We estimated the burden of eye disease by calculating the sum of DALYs (from the Global Burden of Disease study, 2004 update) due to trachoma, vitamin A deficiency, glaucoma, cataract, refractive errors, and macular degeneration. We assessed the geographic distribution of eye disease in relation to economic status and etiology by calculating the Gini coefficient, the Theil index, and the Atkinson index.
The global burden of eye disease was estimated at 61.4 million DALYs worldwide (4.0% of total DALYs). Vitamin A deficiency and trachoma were distributed more unevenly than were noncommunicable eye diseases, regardless of economic status. For noncommunicable eye diseases, the major contributor was refractive errors, regardless of economic status. The most uneven distribution was observed for cataract (high-income countries) and refractive errors (middle- and low-income countries).

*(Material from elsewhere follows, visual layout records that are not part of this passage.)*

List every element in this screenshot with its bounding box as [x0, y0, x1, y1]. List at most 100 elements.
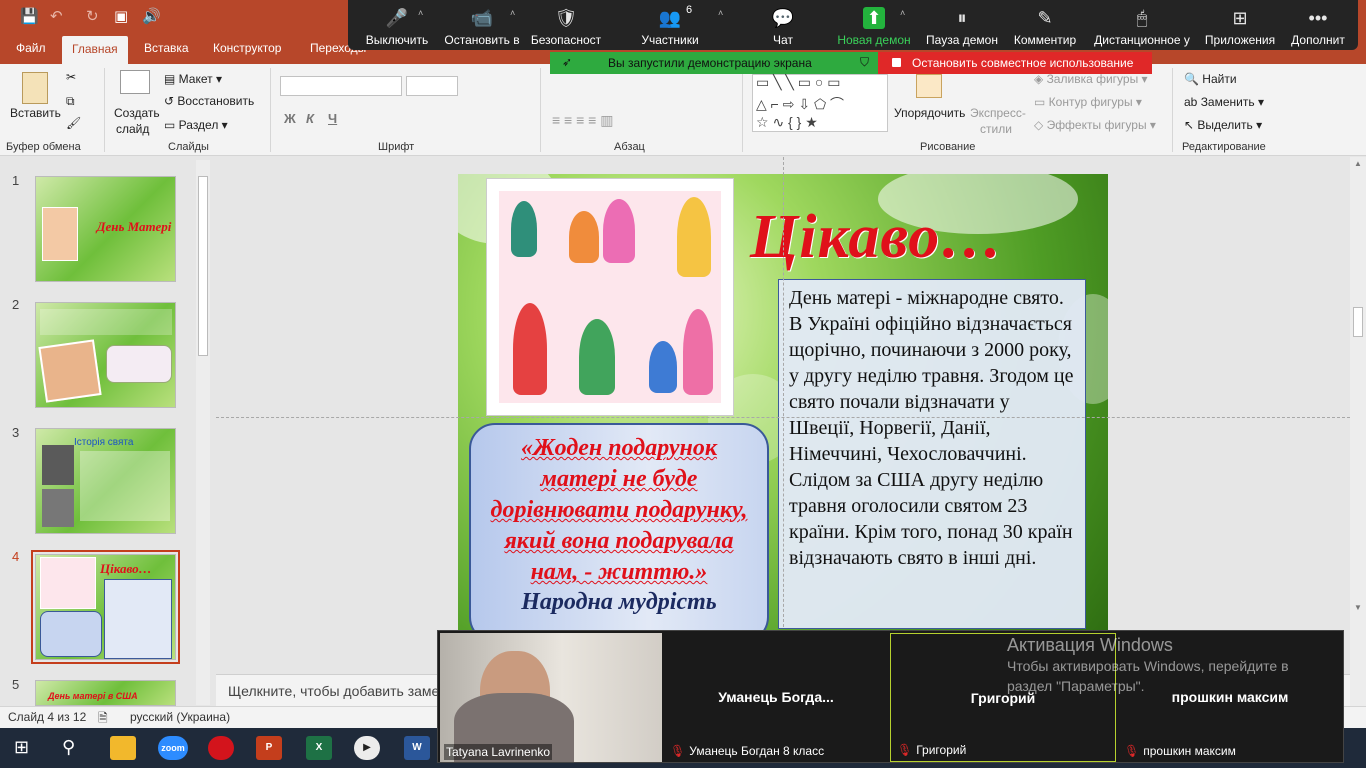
- slide-thumbnail-1[interactable]: День Матері: [35, 176, 176, 282]
- undo-icon[interactable]: ↶: [50, 8, 63, 26]
- mouse-icon: 🖱: [1136, 8, 1148, 28]
- italic-button[interactable]: К: [306, 111, 314, 126]
- quick-styles-label-1[interactable]: Экспресс-: [970, 106, 1026, 120]
- mic-muted-icon: 🎙: [1124, 744, 1140, 758]
- redo-icon[interactable]: ↻: [86, 8, 99, 26]
- shield-check-icon: ⛉: [860, 55, 870, 69]
- thumbnail-photo: [42, 207, 78, 261]
- tab-insert[interactable]: Вставка: [144, 41, 189, 55]
- opera-icon[interactable]: [208, 736, 234, 760]
- shapes-row-1: ▭ ╲ ╲ ▭ ○ ▭: [756, 74, 841, 90]
- align-buttons[interactable]: ≡ ≡ ≡ ≡ ▥: [552, 112, 613, 129]
- chevron-down-icon[interactable]: ˄: [510, 8, 515, 18]
- language-indicator[interactable]: русский (Украина): [130, 710, 230, 724]
- section-button[interactable]: ▭ Раздел ▾: [164, 118, 228, 132]
- sound-icon[interactable]: 🔊: [142, 8, 161, 26]
- participant-label: 🎙 Григорий: [897, 743, 967, 757]
- excel-icon[interactable]: X: [306, 736, 332, 760]
- thumbnail-title: День Матері: [96, 219, 172, 234]
- font-size-select[interactable]: [406, 76, 458, 96]
- scrollbar-thumb[interactable]: [1353, 307, 1363, 337]
- new-slide-label-1[interactable]: Создать: [114, 106, 160, 120]
- divider: [742, 68, 743, 152]
- scrollbar-thumb[interactable]: [198, 176, 208, 356]
- participants-button[interactable]: 👥 Участники: [630, 0, 710, 50]
- video-tile-self[interactable]: Tatyana Lavrinenko: [440, 633, 662, 762]
- pause-share-button[interactable]: ⏸ Пауза демон: [922, 0, 1002, 50]
- arrange-icon[interactable]: [916, 74, 942, 98]
- quote-box[interactable]: «Жоден подарунок матері не буде дорівнюв…: [469, 423, 769, 630]
- pin-icon[interactable]: ➶: [562, 55, 572, 69]
- bold-button[interactable]: Ж: [284, 111, 296, 126]
- video-tile[interactable]: Уманець Богда... 🎙 Уманець Богдан 8 класс: [664, 633, 888, 762]
- scroll-up-icon[interactable]: ▲: [1354, 159, 1362, 168]
- mute-button[interactable]: 🎤 Выключить: [356, 0, 438, 50]
- microphone-icon: 🎤: [385, 8, 409, 28]
- tab-home[interactable]: Главная: [62, 36, 128, 64]
- more-button[interactable]: ••• Дополнит: [1282, 0, 1354, 50]
- slide-thumbnail-3[interactable]: Історія свята: [35, 428, 176, 534]
- windows-start-icon[interactable]: ⊞: [14, 737, 29, 758]
- paste-icon[interactable]: [22, 72, 48, 104]
- scroll-down-icon[interactable]: ▼: [1354, 603, 1362, 612]
- slide-body-textbox[interactable]: День матері - міжнародне свято. В Україн…: [778, 279, 1086, 629]
- chat-button[interactable]: 💬 Чат: [752, 0, 814, 50]
- chevron-down-icon[interactable]: ˄: [900, 8, 905, 18]
- shape-effects-button[interactable]: ◇ Эффекты фигуры ▾: [1034, 118, 1156, 132]
- shape-fill-button[interactable]: ◈ Заливка фигуры ▾: [1034, 72, 1148, 86]
- mothers-children-picture[interactable]: [486, 178, 734, 416]
- thumbnail-title: Історія свята: [74, 437, 134, 448]
- group-label-font: Шрифт: [378, 141, 415, 153]
- annotate-button[interactable]: ✎ Комментир: [1008, 0, 1082, 50]
- ribbon: Вставить ✂ ⧉ 🖌 Буфер обмена Создать слай…: [0, 64, 1366, 156]
- find-button[interactable]: 🔍 Найти: [1184, 72, 1237, 86]
- select-button[interactable]: ↖ Выделить ▾: [1184, 118, 1262, 132]
- chevron-down-icon[interactable]: ˄: [718, 8, 723, 18]
- underline-button[interactable]: Ч: [328, 111, 337, 126]
- quick-styles-label-2[interactable]: стили: [980, 122, 1012, 136]
- group-label-editing: Редактирование: [1182, 141, 1266, 153]
- figure: [677, 197, 711, 277]
- figure: [513, 303, 547, 395]
- copy-icon[interactable]: ⧉: [66, 94, 75, 109]
- vertical-guide[interactable]: [783, 157, 784, 627]
- tab-design[interactable]: Конструктор: [213, 41, 281, 55]
- pencil-icon: ✎: [1037, 8, 1053, 28]
- layout-button[interactable]: ▤ Макет ▾: [164, 72, 222, 86]
- slide-scrollbar[interactable]: ▲ ▼: [1350, 157, 1366, 706]
- zoom-app-icon[interactable]: zoom: [158, 736, 188, 760]
- notes-placeholder: Щелкните, чтобы добавить заметки: [228, 683, 460, 699]
- security-button[interactable]: 🛡 Безопасност: [528, 0, 604, 50]
- media-player-icon[interactable]: ▶: [354, 736, 380, 760]
- new-slide-label-2[interactable]: слайд: [116, 122, 149, 136]
- save-icon[interactable]: 💾: [20, 8, 39, 26]
- reset-button[interactable]: ↺ Восстановить: [164, 94, 254, 108]
- paste-button[interactable]: Вставить: [10, 106, 61, 120]
- slide-thumbnail-4[interactable]: Цікаво…: [31, 550, 180, 664]
- stop-share-button[interactable]: Остановить совместное использование: [878, 52, 1152, 74]
- search-icon[interactable]: ⚲: [62, 737, 75, 758]
- new-slide-icon[interactable]: [120, 70, 150, 94]
- accessibility-icon[interactable]: 🗎: [98, 709, 108, 730]
- slide-thumbnail-5[interactable]: День матері в США: [35, 680, 176, 706]
- slide-thumbnail-2[interactable]: [35, 302, 176, 408]
- format-painter-icon[interactable]: 🖌: [66, 116, 81, 130]
- font-family-select[interactable]: [280, 76, 402, 96]
- file-explorer-icon[interactable]: [110, 736, 136, 760]
- present-from-start-icon[interactable]: ▣: [114, 8, 128, 26]
- remote-control-button[interactable]: 🖱 Дистанционное у: [1088, 0, 1196, 50]
- chevron-down-icon[interactable]: ˄: [418, 8, 423, 18]
- apps-button[interactable]: ⊞ Приложения: [1200, 0, 1280, 50]
- cut-icon[interactable]: ✂: [66, 70, 76, 84]
- slide-number: 1: [12, 173, 20, 188]
- figure: [511, 201, 537, 257]
- arrange-button[interactable]: Упорядочить: [894, 106, 965, 120]
- word-icon[interactable]: W: [404, 736, 430, 760]
- shapes-row-3: ☆ ∿ { } ★: [756, 114, 818, 130]
- replace-button[interactable]: ab Заменить ▾: [1184, 95, 1264, 109]
- shape-outline-button[interactable]: ▭ Контур фигуры ▾: [1034, 95, 1142, 109]
- slide-title[interactable]: Цікаво…: [750, 202, 1003, 273]
- powerpoint-icon[interactable]: P: [256, 736, 282, 760]
- tab-file[interactable]: Файл: [16, 41, 46, 55]
- thumbnails-scrollbar[interactable]: [196, 160, 210, 705]
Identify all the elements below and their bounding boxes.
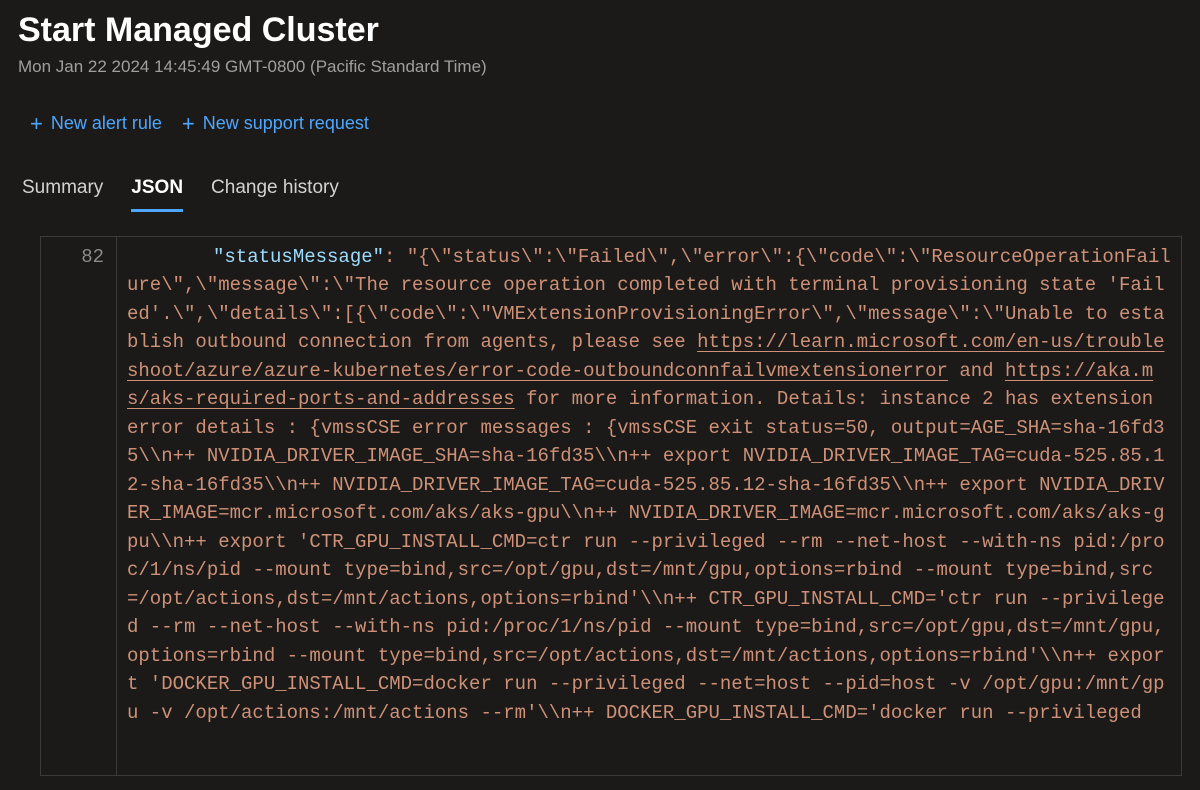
line-number: 82	[49, 243, 104, 272]
toolbar: + New alert rule + New support request	[18, 111, 1182, 137]
page-subtitle: Mon Jan 22 2024 14:45:49 GMT-0800 (Pacif…	[18, 57, 1182, 77]
page-root: Start Managed Cluster Mon Jan 22 2024 14…	[0, 0, 1200, 776]
new-support-request-button[interactable]: + New support request	[182, 111, 369, 137]
json-code[interactable]: "statusMessage": "{\"status\":\"Failed\"…	[117, 237, 1181, 775]
page-title: Start Managed Cluster	[18, 10, 1182, 51]
line-gutter: 82	[41, 237, 117, 775]
json-key: "statusMessage"	[213, 246, 384, 268]
new-support-request-label: New support request	[203, 113, 369, 134]
tab-bar: Summary JSON Change history	[18, 177, 1182, 212]
json-viewer: 82 "statusMessage": "{\"status\":\"Faile…	[40, 236, 1182, 776]
json-value-between: and	[948, 360, 1005, 382]
new-alert-rule-button[interactable]: + New alert rule	[30, 111, 162, 137]
plus-icon: +	[182, 113, 195, 135]
json-value-part-2: for more information. Details: instance …	[127, 388, 1165, 724]
tab-json[interactable]: JSON	[131, 177, 183, 212]
plus-icon: +	[30, 113, 43, 135]
tab-summary[interactable]: Summary	[22, 177, 103, 212]
new-alert-rule-label: New alert rule	[51, 113, 162, 134]
tab-change-history[interactable]: Change history	[211, 177, 339, 212]
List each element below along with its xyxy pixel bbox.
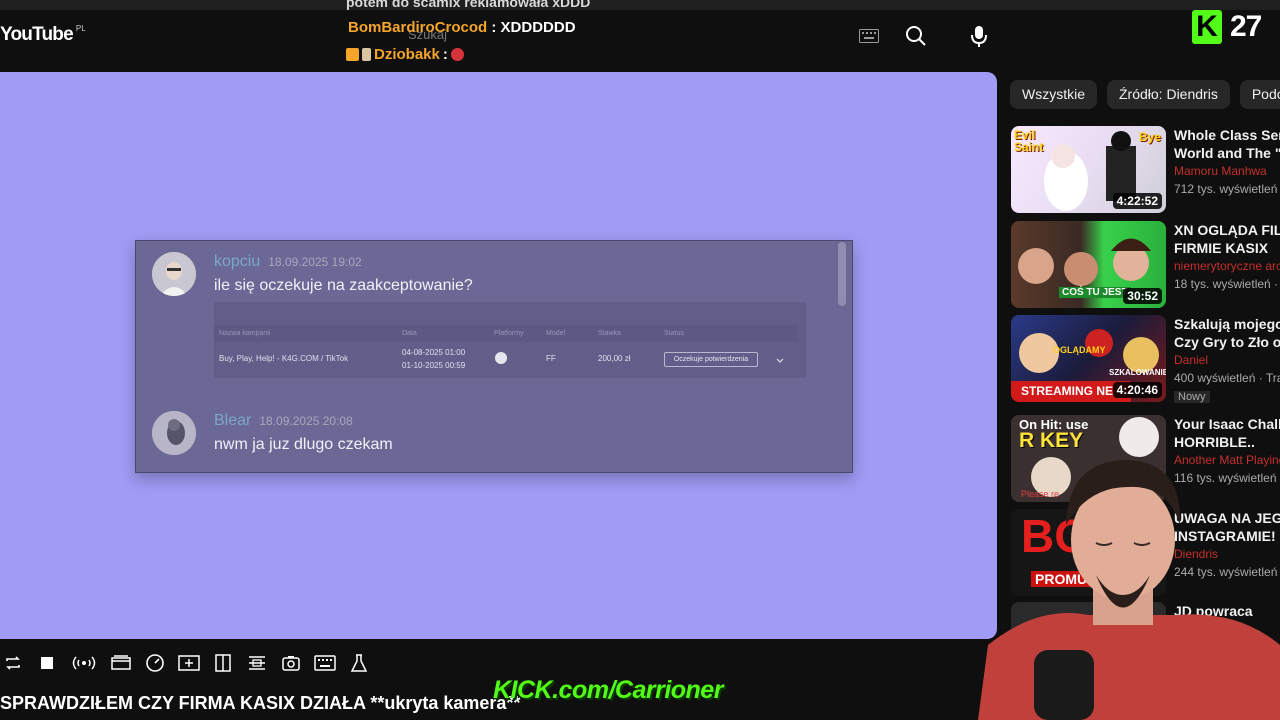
webcam-overlay: [978, 455, 1280, 720]
chat-username: BomBardiroCrocod: [348, 19, 488, 36]
thumb-text: COŚ TU JEST: [1059, 287, 1131, 298]
recommendation-item[interactable]: Evil Saint Bye 4:22:52 Whole Class Sent …: [1011, 126, 1280, 214]
video-thumbnail[interactable]: OGLĄDAMY SZKALOWANIE STREAMING NE 4:20:4…: [1011, 315, 1166, 402]
lab-flask-icon[interactable]: [348, 652, 370, 674]
discord-message-text: nwm ja juz dlugo czekam: [214, 436, 393, 453]
video-thumbnail[interactable]: Evil Saint Bye 4:22:52: [1011, 126, 1166, 213]
table-cell: 200,00 zł: [598, 354, 631, 363]
table-cell: 01-10-2025 00:59: [402, 361, 466, 370]
screenshot-icon[interactable]: [280, 652, 302, 674]
status-badge: Oczekuje potwierdzenia: [664, 352, 758, 367]
youtube-logo[interactable]: YouTube PL: [0, 24, 86, 46]
chat-username: Dziobakk: [374, 46, 440, 63]
discord-timestamp: 18.09.2025 19:02: [268, 255, 362, 269]
keyboard-icon[interactable]: [314, 652, 336, 674]
microphone-icon[interactable]: [962, 18, 998, 54]
logo-text: YouTube: [0, 24, 74, 45]
thumb-text: OGLĄDAMY: [1053, 345, 1106, 355]
thumb-text: SZKALOWANIE: [1109, 368, 1166, 377]
discord-message-header: kopciu 18.09.2025 19:02: [214, 253, 362, 271]
emote-icon: [450, 48, 464, 61]
video-title[interactable]: Szkalują mojego CCzy Gry to Zło oraz: [1174, 315, 1280, 351]
chat-message-partial: potem do scamix reklamowała xDDD: [346, 0, 591, 10]
avatar: [152, 411, 196, 455]
add-clip-icon[interactable]: [178, 652, 200, 674]
chat-message: BomBardiroCrocod : XDDDDDD: [348, 19, 576, 36]
chip-source[interactable]: Źródło: Diendris: [1107, 80, 1230, 109]
table-cell: FF: [546, 354, 556, 363]
chip-all[interactable]: Wszystkie: [1010, 80, 1097, 109]
recommendation-item[interactable]: COŚ TU JEST 30:52 XN OGLĄDA FILMFIRMIE K…: [1011, 221, 1280, 309]
player-controls: [0, 648, 370, 678]
table-header: Stawka: [598, 330, 621, 337]
layout-icon[interactable]: [246, 652, 268, 674]
playlist-icon[interactable]: [110, 652, 132, 674]
badge-icon: [346, 48, 359, 61]
table-header: Platformy: [494, 330, 524, 337]
chat-message: Dziobakk :: [346, 46, 464, 63]
scrollbar: [838, 242, 846, 306]
chevron-down-icon: [775, 352, 785, 370]
table-header: Nazwa kampanii: [219, 330, 271, 337]
kick-viewer-badge: K 27: [1192, 10, 1262, 44]
table-cell: 04-08-2025 01:00: [402, 348, 466, 357]
duration: 4:22:52: [1112, 193, 1162, 209]
discord-username: Blear: [214, 412, 252, 429]
thumb-text: Evil Saint: [1014, 128, 1044, 154]
table-header: Model: [546, 330, 566, 337]
table-header: Data: [402, 330, 417, 337]
kick-logo-icon: K: [1192, 10, 1222, 44]
discord-timestamp: 18.09.2025 20:08: [259, 414, 353, 428]
chip-related[interactable]: Podobne: [1239, 80, 1280, 109]
tiktok-icon: [495, 352, 507, 364]
video-title[interactable]: XN OGLĄDA FILMFIRMIE KASIX: [1174, 221, 1280, 257]
chat-text: : XDDDDDD: [491, 19, 576, 36]
discord-message-header: Blear 18.09.2025 20:08: [214, 412, 353, 430]
table-header: Status: [664, 330, 684, 337]
thumb-text: R KEY: [1019, 429, 1084, 452]
avatar: [152, 252, 196, 296]
duration: 30:52: [1123, 288, 1162, 304]
duration: 4:20:46: [1112, 382, 1162, 398]
speed-icon[interactable]: [144, 652, 166, 674]
recommendation-item[interactable]: OGLĄDAMY SZKALOWANIE STREAMING NE 4:20:4…: [1011, 315, 1280, 403]
video-thumbnail[interactable]: COŚ TU JEST 30:52: [1011, 221, 1166, 308]
split-view-icon[interactable]: [212, 652, 234, 674]
keyboard-icon[interactable]: [859, 29, 879, 48]
video-title[interactable]: Whole Class Sent TWorld and The "Los: [1174, 126, 1280, 162]
badge-icon: [362, 48, 371, 61]
top-bar: [0, 0, 1280, 72]
search-icon[interactable]: [898, 18, 934, 54]
country-code: PL: [75, 23, 86, 33]
thumb-text: Bye: [1139, 130, 1162, 144]
stop-icon[interactable]: [36, 652, 58, 674]
new-badge: Nowy: [1174, 391, 1210, 403]
video-meta: 400 wyświetleń · Tran: [1174, 371, 1280, 385]
stream-caption: SPRAWDZIŁEM CZY FIRMA KASIX DZIAŁA **ukr…: [0, 693, 521, 713]
channel-name[interactable]: Daniel: [1174, 353, 1208, 367]
video-meta: 712 tys. wyświetleń · 1: [1174, 182, 1280, 196]
viewer-count: 27: [1230, 10, 1262, 43]
chat-text: :: [442, 46, 448, 63]
channel-name[interactable]: niemerytoryczne archi: [1174, 259, 1280, 273]
discord-username: kopciu: [214, 253, 261, 270]
live-stream-icon[interactable]: [70, 652, 98, 674]
video-meta: 18 tys. wyświetleń · 1: [1174, 277, 1280, 291]
video-title[interactable]: Your Isaac ChallenHORRIBLE..: [1174, 415, 1280, 451]
table-cell: Buy, Play, Help! - K4G.COM / TikTok: [219, 354, 349, 363]
kick-channel-url: KICK.com/Carrioner: [493, 676, 723, 704]
discord-message-text: ile się oczekuje na zaakceptowanie?: [214, 277, 473, 294]
channel-name[interactable]: Mamoru Manhwa: [1174, 164, 1267, 178]
filter-chips: Wszystkie Źródło: Diendris Podobne: [1010, 80, 1280, 109]
top-strip: [0, 0, 1280, 10]
loop-icon[interactable]: [2, 652, 24, 674]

Creating new eye health service for refractive errors and reducing the unacceptable eye health disparity in refractive errors should be the highest priorities for international public health services in eye care and eye health.
我们通过使用全球疾病负担研究(2004 年更新版)中的残疾调整生命年(DALY)数据,评估眼部健康的全球不平等状况。
我们通过计算沙眼、维生素 A 缺乏症、青光眼、白内障、屈光不正和黄斑变性引起的 DALY 总和,估算眼部疾病的负担。我们通过计算基尼系数、泰尔指数和阿特金森指数,评估眼部疾病的地理分布与经济状况和病因之间的关系。
全球眼部疾病负担估计为 6140 万 DALY(占总 DALY 的 4.0%)。无论经济状况如何,维生素 A 缺乏症和沙眼的分布都比非传染性眼部疾病更不均匀。对于非传染性眼部疾病,主要的原因是屈光不正,无论经济状况如何。白内障(高收入国家)和屈光不正(中低收入国家)的分布最不均匀。
为屈光不正创造新的眼部健康服务,并减少屈光不正方面不可接受的眼部健康差距,应成为国际眼保健和眼部健康公共服务的最高优先事项。